Albert Allen Wright (1846-1905, A.B. 1865, A.M. 1868, B.D. 1870), geologist, naturalist, and educator, was born in Oberlin, Ohio, to William W. (1814-1883, A.B. 1840, Sem. 1843) and Susan Allen Wright (1821-1905, A.B. 1843) on April 27, 1846. Both his parents were graduates of Oberlin College, and his uncle, George Nelson Allen (1812-1877, A.B. 1838) was Oberlins first zoologist and professor of music. Wright began taking classes in the Oberlin College Preparatory Department in 1859, and entered the Collegiate Department in 1861 from which he earned the bachelor of arts degree in 1865. In 1867 Wright enrolled in the Union Theological Seminary. He left Union in 1868 and returned to Oberlin where he completed his study in the Oberlin Theological Department in 1870. He enrolled in the Columbia College School of Mines in 1873 and earned the Ph.B. in 1875.
Not uncommon for his day, Wrights education was marked by several discontinuities. In 1864 he enlisted as a 100 day volunteer in Company K of the 150th Ohio National Guard. The company was comprised almost entirely of Oberlin College students. After completing his bachelors degree in 1865, he taught for two years in the Cleveland Institute. Upon completing his seminary studies Wright accepted the chair of Natural History at Berea College, teaching from 1870 to 1872. In 1872, prior to enrolling in Columbia College, he participated in the second geological survey of Ohio, making a report on the lake ridges of Lorain County.
In 1874 he was appointed professor of Geology and Natural History at Oberlin College. When Wright was appointed a faculty member at Oberlin College, he became the first member of the faculty who was born in Oberlin.
Wright represented perhaps the first modern scientific mind on the Oberlin faculty, and presided over a difficult transition of thought. Influenced by the writings of Charles Darwin on the theory of evolution, Wright prepared several articles and addresses on the subject. He also fostered the laboratory system of study for students in all scientific departments. His efforts established the foundation upon which several academic departments were later established. He also succeeded in expanding the College Museum, located in Spear Laboratory, through aggressive collection of natural history specimens, serving as curator of the museum from 1892 until his death in 1905.
Wrights teaching attainments were nearly overshadowed by his effective administrative service to the College. In his obituary it was noted with the exception of President [H.C.] King, Wright has been the best committeeman that the Oberlin faculty has seen for twenty-five years. (Oberlin Review, April 13, 1905, pp. 414-415.) He applied the scientific method of investigation to issues facing the College, providing illuminating reports and demonstrating sound judgment. He served as registrar of the Faculty beginning in 1879, and was Registrar of the College during 1889-90. He served on the Prudential Committee, 1891-99, and was chairman of the Faculty from 1896 to 1898. After the resignation of President William Gay Ballantine (1848-1937) in 1896, Wright served for two years as acting president.
He accomplished a great deal outside of the College as well.
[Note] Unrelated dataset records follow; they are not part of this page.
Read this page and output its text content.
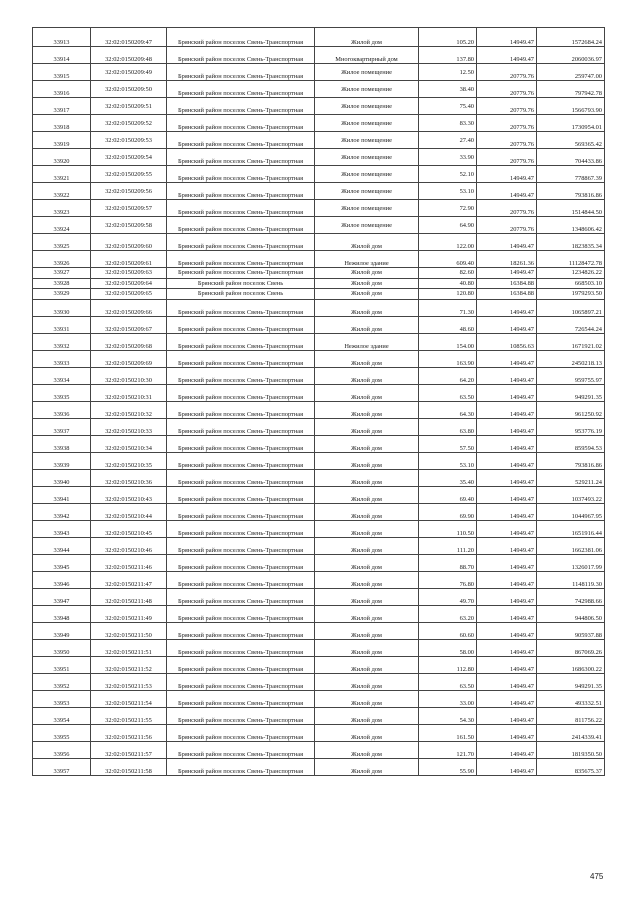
33913	32:02:0150209:47	Брянский район поселок Свень-Транспортная	Жилой дом	105.20	14949.47	1572684.24
33914	32:02:0150209:48	Брянский район поселок Свень-Транспортная	Многоквартирный дом	137.80	14949.47	2060036.97
33915	32:02:0150209:49	Брянский район поселок Свень-Транспортная	Жилое помещение	12.50	20779.76	259747.00
33916	32:02:0150209:50	Брянский район поселок Свень-Транспортная	Жилое помещение	38.40	20779.76	797942.78
33917	32:02:0150209:51	Брянский район поселок Свень-Транспортная	Жилое помещение	75.40	20779.76	1566793.90
33918	32:02:0150209:52	Брянский район поселок Свень-Транспортная	Жилое помещение	83.30	20779.76	1730954.01
33919	32:02:0150209:53	Брянский район поселок Свень-Транспортная	Жилое помещение	27.40	20779.76	569365.42
33920	32:02:0150209:54	Брянский район поселок Свень-Транспортная	Жилое помещение	33.90	20779.76	704433.86
33921	32:02:0150209:55	Брянский район поселок Свень-Транспортная	Жилое помещение	52.10	14949.47	778867.39
33922	32:02:0150209:56	Брянский район поселок Свень-Транспортная	Жилое помещение	53.10	14949.47	793816.86
33923	32:02:0150209:57	Брянский район поселок Свень-Транспортная	Жилое помещение	72.90	20779.76	1514844.50
33924	32:02:0150209:58	Брянский район поселок Свень-Транспортная	Жилое помещение	64.90	20779.76	1348606.42
33925	32:02:0150209:60	Брянский район поселок Свень-Транспортная	Жилой дом	122.00	14949.47	1823835.34
33926	32:02:0150209:61	Брянский район поселок Свень-Транспортная	Нежилое здание	609.40	18261.36	11128472.78
33927	32:02:0150209:63	Брянский район поселок Свень-Транспортная	Жилой дом	82.60	14949.47	1234826.22
33928	32:02:0150209:64	Брянский район поселок Свень	Жилой дом	40.80	16384.88	668503.10
33929	32:02:0150209:65	Брянский район поселок Свень	Жилой дом	120.80	16384.88	1979293.50
33930	32:02:0150209:66	Брянский район поселок Свень-Транспортная	Жилой дом	71.30	14949.47	1065897.21
33931	32:02:0150209:67	Брянский район поселок Свень-Транспортная	Жилой дом	48.60	14949.47	726544.24
33932	32:02:0150209:68	Брянский район поселок Свень-Транспортная	Нежилое здание	154.00	10856.63	1671921.02
33933	32:02:0150209:69	Брянский район поселок Свень-Транспортная	Жилой дом	163.90	14949.47	2450218.13
33934	32:02:0150210:30	Брянский район поселок Свень-Транспортная	Жилой дом	64.20	14949.47	959755.97
33935	32:02:0150210:31	Брянский район поселок Свень-Транспортная	Жилой дом	63.50	14949.47	949291.35
33936	32:02:0150210:32	Брянский район поселок Свень-Транспортная	Жилой дом	64.30	14949.47	961250.92
33937	32:02:0150210:33	Брянский район поселок Свень-Транспортная	Жилой дом	63.80	14949.47	953776.19
33938	32:02:0150210:34	Брянский район поселок Свень-Транспортная	Жилой дом	57.50	14949.47	859594.53
33939	32:02:0150210:35	Брянский район поселок Свень-Транспортная	Жилой дом	53.10	14949.47	793816.86
33940	32:02:0150210:36	Брянский район поселок Свень-Транспортная	Жилой дом	35.40	14949.47	529211.24
33941	32:02:0150210:43	Брянский район поселок Свень-Транспортная	Жилой дом	69.40	14949.47	1037493.22
33942	32:02:0150210:44	Брянский район поселок Свень-Транспортная	Жилой дом	69.90	14949.47	1044967.95
33943	32:02:0150210:45	Брянский район поселок Свень-Транспортная	Жилой дом	110.50	14949.47	1651916.44
33944	32:02:0150210:46	Брянский район поселок Свень-Транспортная	Жилой дом	111.20	14949.47	1662381.06
33945	32:02:0150211:46	Брянский район поселок Свень-Транспортная	Жилой дом	88.70	14949.47	1326017.99
33946	32:02:0150211:47	Брянский район поселок Свень-Транспортная	Жилой дом	76.80	14949.47	1148119.30
33947	32:02:0150211:48	Брянский район поселок Свень-Транспортная	Жилой дом	49.70	14949.47	742988.66
33948	32:02:0150211:49	Брянский район поселок Свень-Транспортная	Жилой дом	63.20	14949.47	944806.50
33949	32:02:0150211:50	Брянский район поселок Свень-Транспортная	Жилой дом	60.60	14949.47	905937.88
33950	32:02:0150211:51	Брянский район поселок Свень-Транспортная	Жилой дом	58.00	14949.47	867069.26
33951	32:02:0150211:52	Брянский район поселок Свень-Транспортная	Жилой дом	112.80	14949.47	1686300.22
33952	32:02:0150211:53	Брянский район поселок Свень-Транспортная	Жилой дом	63.50	14949.47	949291.35
33953	32:02:0150211:54	Брянский район поселок Свень-Транспортная	Жилой дом	33.00	14949.47	493332.51
33954	32:02:0150211:55	Брянский район поселок Свень-Транспортная	Жилой дом	54.30	14949.47	811756.22
33955	32:02:0150211:56	Брянский район поселок Свень-Транспортная	Жилой дом	161.50	14949.47	2414339.41
33956	32:02:0150211:57	Брянский район поселок Свень-Транспортная	Жилой дом	121.70	14949.47	1819350.50
33957	32:02:0150211:58	Брянский район поселок Свень-Транспортная	Жилой дом	55.90	14949.47	835675.37
475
In 1884 he was employed to make a report on the coal seams of Holmes County for the Ohio geological survey, and in 1893 authored a report on the Ventral Armor of Dinichthys, based upon a specimen preserved in the College Museum. His reports long remained the standard source of information on the above topics. Wright lobbied Ohio government officials to join other states in producing topographical surveys. Wright presented papers to the committees of three different legislatures before persuading the State of Ohio to inaugurate the first topographical survey.
To the Oberlin community Wright along with Judge John W. Steele (1835-1905) contributed valuable expertise to the waterworks board beginning with its establishment in 1887. Wright planned the Oberlin sewage system and is generally credited with saving the community enormous expense while providing a model system. He was also president of the Westwood Cemetery Association. A deeply religious man, Wright was an active participant in the Congregational church, filling in occasionally in the pulpit, and even playing the piano when called upon.
On September 21, 1874, he married Mary Lyon Bedortha (1846-1877), of Saratoga Springs, New York. The union produced one daughter, Helen Bedortha Wright (1876-1960, A.B. 1900). Following the death of his first wife in 1877, he did not remarry until August 18, 1891, when he wed Mary Pamela Benton Hill (1855-1940, Lit. 1879). Mary P.B. Hill served as assistant registrar from 1889 to 1891 and went on to serve as Custodian of the Olney Art Collection, 1908-18, and Curator of the Allen Memorial Art Museum, 1918-25. The second marriage produced one son, Norman Hill Wright, (1896-1981, A.B. 1918).
Professor Albert Allen Wright died April 2, 1905, following a sudden and acute case of peritonitis.